Consider a school district in Florida that covers 70 square
miles. Originally all skilled craftspeople went to work at the central
maintenance facility each morning. They picked up their work assignments and went to the
individual school. They worked until completion then went back to the central facility (unless
they couldn't finish, in which case they went directly back to the school the next day after
authorization from their craft supervisor).
In many cases the mechanic left the school with the job completed and was sent back to a
nearby school (or the same school, even) for a just breaking incident that started after the phone
call. Up to two hours a day and more was spent in valueless travel.
Their first intervention was to divide the department into teams by geographical area and
skill set. This way the teams were closer to their customers both physically and eventually,
emotionally. The problem they created was duplicated support staff and overhead, spot shortages
of certain skills, and no ability to get a hold of the whole group because there now was a new
layer of management.
Technology can allow the department to run with the advantages of both the centralized
and decentralized modes. The technology is as simple as fax machines in each mechanic's home,
cellular phones in all vans, and home Internet E-mail hook-ups for all mechanics. Training and
set-up would be provided by Information Services. Phone lines, cellular phones, fax machines,
terminals and service provider costs were under $20/mo per person. Consider how you could
design a response system with the technology (the possibilities are numerous, design for your
individual situation).
Where possible, the mechanics were assigned to schools near where they lived. In any
case they serviced the same schools where there were no major problems elsewhere. In the new
model the central station dispatchers would show up at 5am to sort through the entire backlog.
They would assign the jobs and fax the work orders directly to the houses of the assigned
mechanics by 6am. Since the dispatchers were in closer contact with the mechanics they could
more accurately predict when service was to be completed.
Perhaps there was an alternate design with a team of mechanics responsible for a group of
schools. The team would elect a point person to coordinate contact with the principals. They
would sort through all of the E-mail and assign by forwarding service requests to the mail boxes
of the closest team member with the requisite skill set. Completed jobs would be posted to
central for adding to the database as well as to the point person.

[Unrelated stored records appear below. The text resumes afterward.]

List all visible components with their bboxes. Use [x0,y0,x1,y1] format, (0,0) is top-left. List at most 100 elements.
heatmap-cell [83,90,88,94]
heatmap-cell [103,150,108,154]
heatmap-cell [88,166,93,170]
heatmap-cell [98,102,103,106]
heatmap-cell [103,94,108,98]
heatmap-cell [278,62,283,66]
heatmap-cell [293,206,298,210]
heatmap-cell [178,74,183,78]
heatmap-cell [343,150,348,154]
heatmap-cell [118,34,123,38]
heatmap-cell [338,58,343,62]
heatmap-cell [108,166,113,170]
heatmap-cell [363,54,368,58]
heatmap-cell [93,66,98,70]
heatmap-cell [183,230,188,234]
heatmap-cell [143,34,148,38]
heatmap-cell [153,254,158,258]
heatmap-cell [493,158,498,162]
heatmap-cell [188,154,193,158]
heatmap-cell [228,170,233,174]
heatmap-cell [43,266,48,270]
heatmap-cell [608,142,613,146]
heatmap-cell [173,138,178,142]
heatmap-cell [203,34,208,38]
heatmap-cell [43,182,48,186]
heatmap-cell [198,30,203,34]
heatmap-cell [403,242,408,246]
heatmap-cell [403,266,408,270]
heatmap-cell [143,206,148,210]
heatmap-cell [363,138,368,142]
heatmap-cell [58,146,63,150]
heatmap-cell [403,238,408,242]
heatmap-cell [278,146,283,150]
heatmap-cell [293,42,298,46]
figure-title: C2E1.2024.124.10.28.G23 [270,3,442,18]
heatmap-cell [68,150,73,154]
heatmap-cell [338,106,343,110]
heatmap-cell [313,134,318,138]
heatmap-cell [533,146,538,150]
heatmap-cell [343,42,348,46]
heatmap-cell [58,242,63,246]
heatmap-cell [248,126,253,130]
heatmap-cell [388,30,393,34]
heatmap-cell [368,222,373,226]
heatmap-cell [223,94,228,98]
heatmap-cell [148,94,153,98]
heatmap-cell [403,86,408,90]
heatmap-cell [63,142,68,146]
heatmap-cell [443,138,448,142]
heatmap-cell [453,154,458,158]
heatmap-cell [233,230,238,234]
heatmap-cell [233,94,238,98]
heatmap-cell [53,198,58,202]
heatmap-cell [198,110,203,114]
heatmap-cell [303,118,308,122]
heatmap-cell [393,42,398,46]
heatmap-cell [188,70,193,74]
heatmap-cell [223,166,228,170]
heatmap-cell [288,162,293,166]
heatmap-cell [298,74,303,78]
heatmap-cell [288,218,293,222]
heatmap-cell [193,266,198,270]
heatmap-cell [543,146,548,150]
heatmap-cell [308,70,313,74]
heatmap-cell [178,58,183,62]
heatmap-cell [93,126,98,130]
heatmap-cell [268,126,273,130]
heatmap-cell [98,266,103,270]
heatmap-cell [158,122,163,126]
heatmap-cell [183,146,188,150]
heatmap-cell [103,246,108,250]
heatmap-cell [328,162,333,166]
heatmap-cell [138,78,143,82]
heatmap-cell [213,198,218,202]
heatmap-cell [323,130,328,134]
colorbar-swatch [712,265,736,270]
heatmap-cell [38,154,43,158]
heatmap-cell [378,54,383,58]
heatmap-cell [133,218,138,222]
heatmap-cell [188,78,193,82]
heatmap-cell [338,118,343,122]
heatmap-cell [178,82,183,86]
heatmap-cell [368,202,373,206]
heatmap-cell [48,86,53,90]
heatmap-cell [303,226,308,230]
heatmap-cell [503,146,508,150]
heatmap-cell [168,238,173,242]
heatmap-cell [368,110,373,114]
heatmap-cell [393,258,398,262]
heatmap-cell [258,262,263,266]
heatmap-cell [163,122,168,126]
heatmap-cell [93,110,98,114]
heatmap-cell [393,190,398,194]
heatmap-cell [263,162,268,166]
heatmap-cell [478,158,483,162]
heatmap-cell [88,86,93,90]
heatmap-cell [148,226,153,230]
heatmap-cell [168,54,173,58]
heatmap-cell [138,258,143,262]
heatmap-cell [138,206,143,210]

The mechanics would go to the school and complete the service with the parts and
materials on their truck. If they needed materials they went to designated distributors and charged
the parts to a blanket order pre-negotiated by purchasing. They communicated completed jobs
back to dispatch by the school's fax machine.
After completing the job they would get their next assignment by the school's fax
machine. Unless there was a shortage of their skill set or a relief situation they would stay in their
home region. The cellular phone would be used to change the next job with instructions to report
to a different school and pick-up the work order at the designated fax machine.
Management used E-mail to keep the entire crew up to date with policy memos, training
opportunities, job information, weather projections and campaigns. Principals also used E-mail
to directly talk to their assigned maintenance mechanic. On a monthly basis there was an all
hands meeting to exchange information.